When filling out the California Advanced Health Care Directive form, it's important to follow certain guidelines. Here are ten things you should and shouldn't do:

  • Do read the entire form carefully before starting.
  • Don't rush through the process; take your time to understand each section.
  • Do discuss your wishes with family members or loved ones.
  • Don't assume that others know your preferences; communicate clearly.
  • Do choose a reliable person to act as your health care agent.
  • Don't select someone who may have conflicting interests.
  • Do be specific about your medical preferences and values.
  • Don't leave any sections blank; incomplete forms may cause confusion.
  • Do sign and date the form in the presence of a witness.
  • Don't forget to provide copies to your health care agent and medical providers.

Misconceptions

The California Advanced Health Care Directive (AHCD) is an important document that allows individuals to express their healthcare preferences in advance. However, several misconceptions surround this form, which can lead to confusion and misunderstanding. Here are six common misconceptions:

  1. It is only for elderly individuals.

    This is not true. Anyone over the age of 18 can create an AHCD. Health care decisions may need to be made at any age, and having a directive ensures that your wishes are known.

  2. It is a legally binding will.

    An AHCD is not a will. While a will addresses the distribution of your assets after death, an AHCD focuses on your medical care preferences during your lifetime, particularly when you cannot communicate them.

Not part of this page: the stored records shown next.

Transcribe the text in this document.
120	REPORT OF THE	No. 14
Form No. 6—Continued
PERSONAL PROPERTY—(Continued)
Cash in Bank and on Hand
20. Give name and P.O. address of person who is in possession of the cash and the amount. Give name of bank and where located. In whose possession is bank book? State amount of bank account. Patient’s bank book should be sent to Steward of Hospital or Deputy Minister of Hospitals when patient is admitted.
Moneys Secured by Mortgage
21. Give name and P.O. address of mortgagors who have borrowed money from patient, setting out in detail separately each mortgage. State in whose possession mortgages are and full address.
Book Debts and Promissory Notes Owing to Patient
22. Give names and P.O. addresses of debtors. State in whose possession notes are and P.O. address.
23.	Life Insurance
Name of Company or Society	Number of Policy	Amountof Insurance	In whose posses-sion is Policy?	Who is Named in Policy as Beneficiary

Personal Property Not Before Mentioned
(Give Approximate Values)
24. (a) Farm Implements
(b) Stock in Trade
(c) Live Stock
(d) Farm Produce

  3. Once signed, it cannot be changed.

    This misconception is false. You can change or revoke your AHCD at any time as long as you are mentally competent. It’s essential to review your directive periodically, especially after significant life changes.

  4. It only covers end-of-life decisions.

    While many people associate AHCDs with end-of-life care, they can also address a wide range of medical treatments and preferences, including decisions about life-sustaining treatments, organ donation, and more.

  5. Health care providers automatically know my wishes.

    Health care providers may not be aware of your preferences unless you have communicated them clearly through an AHCD. It’s crucial to share this document with your healthcare team and loved ones.

  6. It is too complicated to fill out.

    While the form can seem daunting, it is designed to be user-friendly. Many resources are available to help you understand the options and complete the directive accurately.

Understanding these misconceptions can empower individuals to take charge of their health care decisions and ensure their preferences are respected when it matters most.

Key takeaways

The California Advanced Health Care Directive form is an important document that allows individuals to express their medical care preferences in advance. Here are some key takeaways to consider when filling out and using this form:

  • Understand the Purpose: This directive enables you to outline your wishes regarding medical treatment in case you become unable to communicate them later. It helps ensure that your preferences are honored.
  • Choose an Agent Wisely: You can appoint a trusted person to make healthcare decisions on your behalf. Select someone who understands your values and will advocate for your wishes.
  • Be Clear and Specific: When detailing your medical preferences, clarity is crucial. Specify your choices regarding life-sustaining treatments, resuscitation, and other critical care options.
  • Review and Update Regularly: Life circumstances change, and so may your healthcare preferences. Regularly review your directive to ensure it reflects your current wishes and update it as necessary.